Wednesday 28 July 2010

Gig Review: Jóhann Jóhannsson @ Howard Assembly Rooms

So I went out to a gig. Or should I say concert? Either way it was certainly a bit posher than one of my usual excursions. Introductions required first. Jóhann Jóhannsson is an Icelandic composer of no little repute. The Howard Assembly Rooms are an addendum to the Leeds Grand, the local opera house. Together they combine, not to form an awesome robot fighting machine, but instead a quite pleasant evening out.

Opening for Mr Jóhannsson in these luxurious surroundings were local sadcore heroes Glissando, who I particularly enjoyed. I've seen them a couple of times before but for some reason on this occasion they were a step above their usual performance, which was pretty damn good already. Maybe the surroundings? Irrelevant really. They ply a fair trade in elegantly composed post-something or other, weaving together minimalist piano, guitar noise and the yearning vocals of Elly May Irving to form melancholy spiderwebs of faded desire. Excellent stuff. Some newer material was on display, which to these ears contained a little bit of influence from fellow Loiner miserabilists I Like Trains – definitely no bad thing. And the latest single is none too shabby either.

And so time for Jóhann Jóhannsson, who was joined on stage by a string quartet. The man himself clicked buttons and twiddled with knobs for electronic elements, as well as dabbling on the piano now and then. The whole thing was accompanied by grainy, jumpy slow-motion footage of various random things. A political protest, an unidentified man walking in what looked to be an industrial wasteland, children playing in a garden. While a nice touch, I found it a little distracting when I hit the halfway mark. If nothing else, the effect used to make the visuals disorientating worked a little bit too well. It didn't help that the chairs we were sat on were precisely the right shape to set off my sore, damaged back (from that whole hit-and-run fiasco last year, continuity fans).

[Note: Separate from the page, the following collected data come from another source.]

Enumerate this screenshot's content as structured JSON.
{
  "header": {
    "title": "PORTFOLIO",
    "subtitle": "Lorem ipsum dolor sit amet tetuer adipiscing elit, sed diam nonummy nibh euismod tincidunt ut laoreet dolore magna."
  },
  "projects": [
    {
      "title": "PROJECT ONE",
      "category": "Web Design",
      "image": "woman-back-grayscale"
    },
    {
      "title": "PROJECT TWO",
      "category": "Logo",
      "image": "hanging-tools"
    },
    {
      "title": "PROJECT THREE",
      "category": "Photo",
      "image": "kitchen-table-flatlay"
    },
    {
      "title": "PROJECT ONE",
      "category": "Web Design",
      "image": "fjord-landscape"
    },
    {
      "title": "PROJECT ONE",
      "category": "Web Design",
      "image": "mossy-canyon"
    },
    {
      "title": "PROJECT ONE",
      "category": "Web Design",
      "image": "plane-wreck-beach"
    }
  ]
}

The music itself was beautiful and haunting, however. I'm not too good at describing orchestral-style pieces, largely because I simply don't have the background knowledge I usually rely on to show off. I am reliably informed that what Jóhann Jóhannsson writes and performs is not classical music, nor neo-classical. Whatever it is, it's great stuff and sounds like the score to a lonely post-apocalyptic character study. Soaring strings and rumbling electronic drone, telling stories just out of range of your ears. And if nothing else, if was great to dress up semi-respectable and act like I was a real human being with cultured interests.